La princesse s’approcha de son mari, l’embrassa, et voulut s’éloigner, mais il la retint pour l’embrasser en souriant à plusieurs reprises, comme un jeune amoureux. Les deux vieux époux semblaient troublés, et prêts à croire que ce n’était pas de leur fille qu’il s’agissait, mais d’eux-mêmes. Quand ils furent sortis, Levine s’approcha de sa fiancée et lui tendit la main; il avait repris possession de lui-même et pouvait parler; il avait d’ailleurs bien des choses sur le cœur, mais il ne put rien dire de ce qu’il voulait.

«Je savais que cela serait ainsi: au fond de l’âme, j’en étais persuadé, sans avoir jamais osé l’espérer. Je crois que c’est de la prédestination.

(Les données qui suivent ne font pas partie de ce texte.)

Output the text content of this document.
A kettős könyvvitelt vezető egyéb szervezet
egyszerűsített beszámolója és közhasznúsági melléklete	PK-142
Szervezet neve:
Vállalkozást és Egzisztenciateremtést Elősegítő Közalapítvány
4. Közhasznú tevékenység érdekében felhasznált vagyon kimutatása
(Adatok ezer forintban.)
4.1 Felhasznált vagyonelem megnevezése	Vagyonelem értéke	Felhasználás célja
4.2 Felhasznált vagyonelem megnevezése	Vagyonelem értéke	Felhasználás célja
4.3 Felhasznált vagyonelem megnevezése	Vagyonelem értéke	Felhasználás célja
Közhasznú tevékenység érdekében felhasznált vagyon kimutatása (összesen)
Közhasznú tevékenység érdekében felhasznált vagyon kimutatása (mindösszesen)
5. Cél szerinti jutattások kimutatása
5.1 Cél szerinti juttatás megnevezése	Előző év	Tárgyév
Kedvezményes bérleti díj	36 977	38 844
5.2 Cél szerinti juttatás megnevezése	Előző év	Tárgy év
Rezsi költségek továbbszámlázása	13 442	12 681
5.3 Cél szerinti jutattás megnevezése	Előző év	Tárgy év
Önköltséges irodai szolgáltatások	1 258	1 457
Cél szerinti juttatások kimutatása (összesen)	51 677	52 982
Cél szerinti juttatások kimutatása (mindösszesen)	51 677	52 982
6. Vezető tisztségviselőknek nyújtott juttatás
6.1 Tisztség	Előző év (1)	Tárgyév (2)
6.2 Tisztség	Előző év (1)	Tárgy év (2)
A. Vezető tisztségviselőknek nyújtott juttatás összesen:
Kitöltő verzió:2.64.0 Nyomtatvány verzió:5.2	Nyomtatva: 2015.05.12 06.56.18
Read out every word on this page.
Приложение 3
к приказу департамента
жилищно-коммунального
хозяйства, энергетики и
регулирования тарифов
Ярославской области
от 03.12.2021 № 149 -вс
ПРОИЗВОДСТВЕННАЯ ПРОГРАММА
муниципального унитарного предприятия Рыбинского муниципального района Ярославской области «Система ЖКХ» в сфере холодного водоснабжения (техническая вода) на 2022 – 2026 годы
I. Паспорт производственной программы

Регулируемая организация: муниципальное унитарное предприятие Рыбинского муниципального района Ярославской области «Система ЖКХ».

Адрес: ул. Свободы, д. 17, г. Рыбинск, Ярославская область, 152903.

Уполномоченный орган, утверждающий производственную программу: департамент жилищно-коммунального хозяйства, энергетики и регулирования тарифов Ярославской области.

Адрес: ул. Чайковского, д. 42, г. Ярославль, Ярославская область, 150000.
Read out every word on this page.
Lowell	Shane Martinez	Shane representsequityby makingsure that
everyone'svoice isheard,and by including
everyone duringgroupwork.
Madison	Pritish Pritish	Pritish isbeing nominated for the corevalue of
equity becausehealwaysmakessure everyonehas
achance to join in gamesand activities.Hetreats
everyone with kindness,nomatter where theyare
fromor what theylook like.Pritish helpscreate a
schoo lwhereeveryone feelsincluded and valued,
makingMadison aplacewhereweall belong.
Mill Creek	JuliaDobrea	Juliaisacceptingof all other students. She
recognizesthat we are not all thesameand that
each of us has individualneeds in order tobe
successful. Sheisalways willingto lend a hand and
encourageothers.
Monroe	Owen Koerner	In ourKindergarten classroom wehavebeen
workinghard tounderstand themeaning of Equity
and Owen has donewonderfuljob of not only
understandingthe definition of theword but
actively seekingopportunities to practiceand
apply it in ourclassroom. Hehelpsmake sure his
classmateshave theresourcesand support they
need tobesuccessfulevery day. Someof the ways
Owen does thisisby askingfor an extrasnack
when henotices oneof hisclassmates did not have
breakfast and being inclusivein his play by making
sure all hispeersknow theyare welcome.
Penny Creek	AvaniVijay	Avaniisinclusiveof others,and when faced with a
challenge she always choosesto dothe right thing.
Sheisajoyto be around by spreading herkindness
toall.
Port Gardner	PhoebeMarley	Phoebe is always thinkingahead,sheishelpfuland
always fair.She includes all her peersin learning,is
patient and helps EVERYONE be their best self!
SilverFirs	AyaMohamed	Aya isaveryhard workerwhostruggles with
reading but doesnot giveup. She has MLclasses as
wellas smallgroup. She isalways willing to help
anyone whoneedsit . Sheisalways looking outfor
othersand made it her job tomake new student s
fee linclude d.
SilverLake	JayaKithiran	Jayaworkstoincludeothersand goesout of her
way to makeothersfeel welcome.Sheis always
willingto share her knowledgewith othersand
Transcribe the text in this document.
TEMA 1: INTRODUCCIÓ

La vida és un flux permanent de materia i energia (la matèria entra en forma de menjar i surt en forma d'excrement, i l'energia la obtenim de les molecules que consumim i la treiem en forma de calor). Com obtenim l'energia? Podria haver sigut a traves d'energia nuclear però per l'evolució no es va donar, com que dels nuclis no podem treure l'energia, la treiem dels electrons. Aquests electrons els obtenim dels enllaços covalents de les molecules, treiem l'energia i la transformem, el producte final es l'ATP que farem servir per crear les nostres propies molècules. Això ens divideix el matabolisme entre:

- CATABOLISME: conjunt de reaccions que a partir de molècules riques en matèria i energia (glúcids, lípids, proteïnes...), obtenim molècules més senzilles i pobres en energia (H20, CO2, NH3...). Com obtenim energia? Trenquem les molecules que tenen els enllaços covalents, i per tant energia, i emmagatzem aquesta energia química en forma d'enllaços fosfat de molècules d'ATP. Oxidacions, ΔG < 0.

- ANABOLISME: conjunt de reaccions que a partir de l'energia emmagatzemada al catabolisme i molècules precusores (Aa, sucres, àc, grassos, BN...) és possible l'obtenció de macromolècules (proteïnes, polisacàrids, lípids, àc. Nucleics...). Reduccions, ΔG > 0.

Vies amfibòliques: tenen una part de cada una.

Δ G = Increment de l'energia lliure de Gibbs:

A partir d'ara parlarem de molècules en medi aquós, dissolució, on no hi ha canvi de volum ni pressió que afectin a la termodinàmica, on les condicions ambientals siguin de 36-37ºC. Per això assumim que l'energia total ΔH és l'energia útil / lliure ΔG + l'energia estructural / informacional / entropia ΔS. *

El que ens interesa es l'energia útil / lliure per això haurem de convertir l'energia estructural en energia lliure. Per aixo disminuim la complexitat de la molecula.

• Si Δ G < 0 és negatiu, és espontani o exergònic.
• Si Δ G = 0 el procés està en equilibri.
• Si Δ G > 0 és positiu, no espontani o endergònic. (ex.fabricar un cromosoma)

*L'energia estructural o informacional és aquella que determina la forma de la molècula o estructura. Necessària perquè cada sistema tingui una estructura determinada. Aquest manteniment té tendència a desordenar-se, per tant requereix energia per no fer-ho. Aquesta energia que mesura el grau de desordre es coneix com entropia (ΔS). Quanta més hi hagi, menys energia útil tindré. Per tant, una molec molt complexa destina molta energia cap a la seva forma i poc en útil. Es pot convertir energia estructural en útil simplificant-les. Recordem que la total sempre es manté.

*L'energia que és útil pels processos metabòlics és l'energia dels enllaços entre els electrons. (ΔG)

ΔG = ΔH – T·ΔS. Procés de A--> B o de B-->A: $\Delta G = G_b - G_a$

– Et moi, répondit Kitty, alors même…, elle s’arrêta, puis continua en le regardant résolument de ses yeux sincères;… alors même que je repoussais mon bonheur, je n’ai jamais aimé que vous; j’ai été entraînée. Il faut que je vous le demande: Pourrez-vous l’oublier?

– Peut-être vaut-il mieux qu’il en ait été ainsi. Vous aussi devez me pardonner, car je dois vous avouer…»

Il s’était décidé (c’était ce qu’il avait sur le cœur) à lui confesser dès les premiers jours: d’abord, qu’il n’était pas aussi pur qu’elle, puis, qu’il n’était pas croyant. Il pensait de son devoir de lui faire ces aveux, quelque cruels qu’ils fussent.